The importance of the location of a surgically-created arteriovenous fistula around the pedicle (both distal and proximal) on the viability of rat skin flaps was investigated. The animals were randomly divided into four groups. Group 1 included bilateral standard island groin flaps. The right side flap was used as a control. On the left side, after elevation of the flap, an X-type arteriovenous fistula greater than 1 mm (up to 2 mm) in length was created distal to the pedicle, and just before the bifurcation of the common femoral vessels. In Group 2, the flap was an axial-pattern medially-based peninsular flap, including the same vessels. In this group also, two flaps were elevated bilaterally, and the right side was used as a control; on the left side, an X-type arteriovenous fistula the same length as in Group 1 was also created distal to the pedicle. In both groups, all other branches of the common femoral vessels were kept intact. In a second part of the study, two other animal groups were used to clarify the importance of the length of the arteriovenous fistula on the viability of skin flaps. In Group 3, the model was the same as in Group 1, but the fistula was 1 mm in length. In Group 4, the length of the fistula was 1 mm, and its location was on the common femoral vessels proximal to the pedicle, using the same flap model. Flow values were measured repeatedly using a laser Doppler flowmeter. Histopathologic studies were also done. There are three important points arising from these studies. 1).

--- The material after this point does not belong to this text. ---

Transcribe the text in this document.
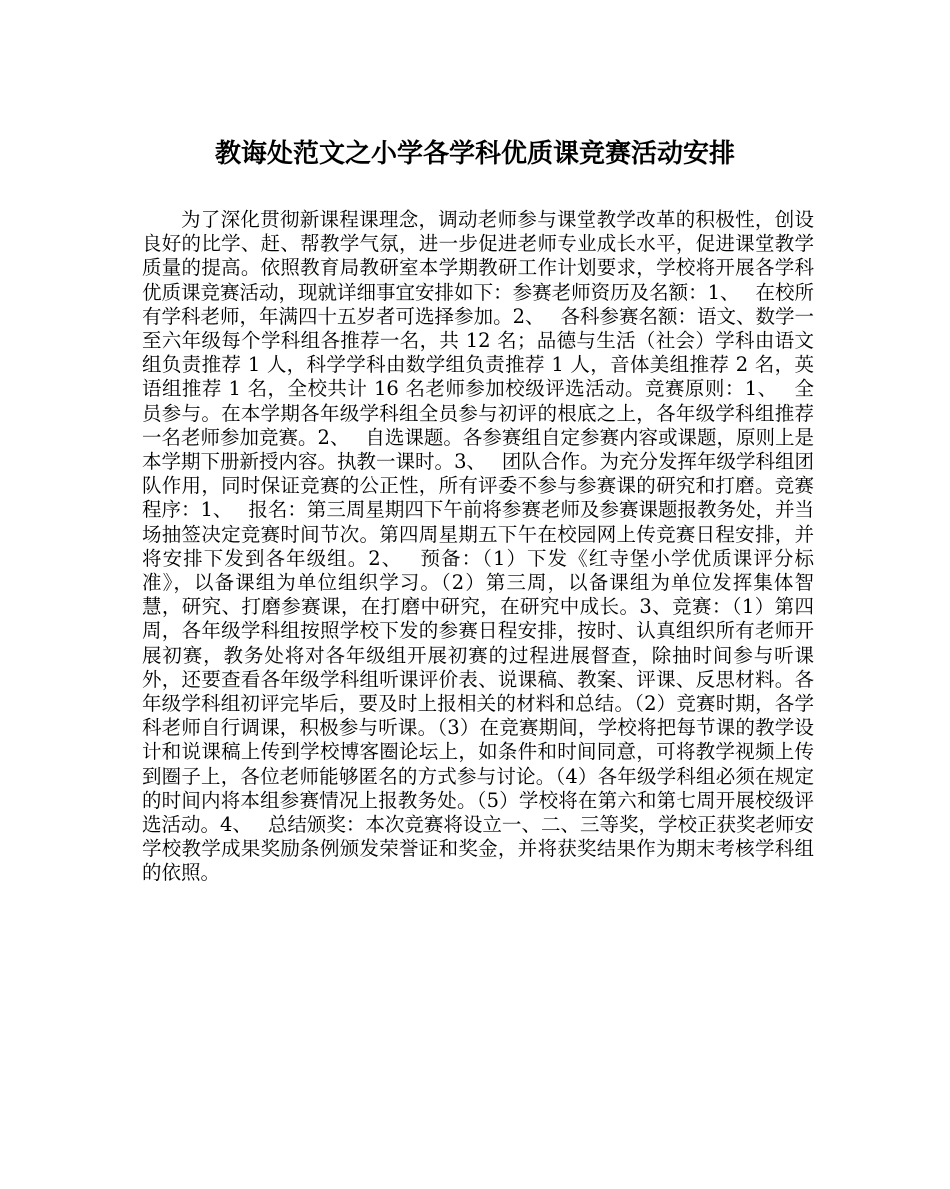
教诲处范文之小学各学科优质课竞赛活动安排

为了深化贯彻新课程课理念，调动老师参与课堂教学改革的积极性，创设良好的比学、赶、帮教学气氛，进一步促进老师专业成长水平，促进课堂教学质量的提高。依照教育局教研室本学期教研工作计划要求，学校将开展各学科优质课竞赛活动，现就详细事宜安排如下：参赛老师资历及名额：1、　 在校所有学科老师，年满四十五岁者可选择参加。2、　 各科参赛名额：语文、数学一至六年级每个学科组各推荐一名，共 12 名；品德与生活（社会）学科由语文组负责推荐 1 人，科学学科由数学组负责推荐 1 人，音体美组推荐 2 名，英语组推荐 1 名，全校共计 16 名老师参加校级评选活动。竞赛原则：1、　 全员参与。在本学期各年级学科组全员参与初评的根底之上，各年级学科组推荐一名老师参加竞赛。2、　 自选课题。各参赛组自定参赛内容或课题，原则上是本学期下册新授内容。执教一课时。3、　 团队合作。为充分发挥年级学科组团队作用，同时保证竞赛的公正性，所有评委不参与参赛课的研究和打磨。竞赛程序：1、　 报名：第三周星期四下午前将参赛老师及参赛课题报教务处，并当场抽签决定竞赛时间节次。第四周星期五下午在校园网上传竞赛日程安排，并将安排下发到各年级组。2、　 预备：（1）下发《红寺堡小学优质课评分标准》，以备课组为单位组织学习。（2）第三周，以备课组为单位发挥集体智慧，研究、打磨参赛课，在打磨中研究，在研究中成长。3、竞赛：（1）第四周，各年级学科组按照学校下发的参赛日程安排，按时、认真组织所有老师开展初赛，教务处将对各年级组开展初赛的过程进展督查，除抽时间参与听课外，还要查看各年级学科组听课评价表、说课稿、教案、评课、反思材料。各年级学科组初评完毕后，要及时上报相关的材料和总结。（2）竞赛时期，各学科老师自行调课，积极参与听课。（3）在竞赛期间，学校将把每节课的教学设计和说课稿上传到学校博客圈论坛上，如条件和时间同意，可将教学视频上传到圈子上，各位老师能够匿名的方式参与讨论。（4）各年级学科组必须在规定的时间内将本组参赛情况上报教务处。（5）学校将在第六和第七周开展校级评选活动。4、　 总结颁奖：本次竞赛将设立一、二、三等奖，学校正获奖老师安学校教学成果奖励条例颁发荣誉证和奖金，并将获奖结果作为期末考核学科组的依照。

The location of an X-type arteriovenous fistula around an island skin flap pedicle seems to be more important than diameter. An arteriovenous fistula proximal to the pedicle is more hazardous than an arteriovenous fistula distal to the pedicle, regarding island skin-flap viability. 2). However, the length of the fistula is also important, and an arteriovenous fistula distal to the pedicle, with a sufficiently long length, is not devoid of harmful effects. It is also clear that the larger the fistula, the greater the systemic effects. 3). An island skin flap with an arteriovenous fistula distal to its pedicle might be a useful model to study the relationship between skin-flap viability and edema formation.
研究了手术创建的动静脉瘘在蒂周围(远端和近端)的位置对大鼠皮瓣存活能力的重要性。将动物随机分为四组。第1组包括双侧标准岛状腹股沟皮瓣。右侧皮瓣用作对照。在左侧,掀起皮瓣后,在蒂的远端、股总血管分叉之前创建一个长度大于1毫米(可达2毫米)的X型动静脉瘘。在第2组中,皮瓣是基于内侧的轴型半岛状皮瓣,包括相同的血管。在该组中,同样双侧掀起两个皮瓣,右侧用作对照;在左侧,也在蒂的远端创建一个与第1组长度相同的X型动静脉瘘。在两组中,股总血管的所有其他分支均保持完整。在研究的第二部分,使用另外两个动物组来阐明动静脉瘘的长度对皮瓣存活能力的重要性。在第3组中,模型与第1组相同,但瘘的长度为1毫米。在第4组中,瘘的长度为1毫米,其位置在蒂近端的股总血管上,使用相同的皮瓣模型。使用激光多普勒血流仪反复测量血流值。还进行了组织病理学研究。这些研究产生了三个要点。1).岛状皮瓣蒂周围X型动静脉瘘的位置似乎比直径更重要。就岛状皮瓣的存活能力而言,蒂近端的动静脉瘘比蒂远端的动静脉瘘危害更大。2).然而,瘘的长度也很重要,并且蒂远端的动静脉瘘,若长度足够长,并非没有有害影响。同样明显的是,瘘越大,全身影响越大。3).蒂远端有动静脉瘘的岛状皮瓣可能是研究皮瓣存活能力与水肿形成之间关系的有用模型。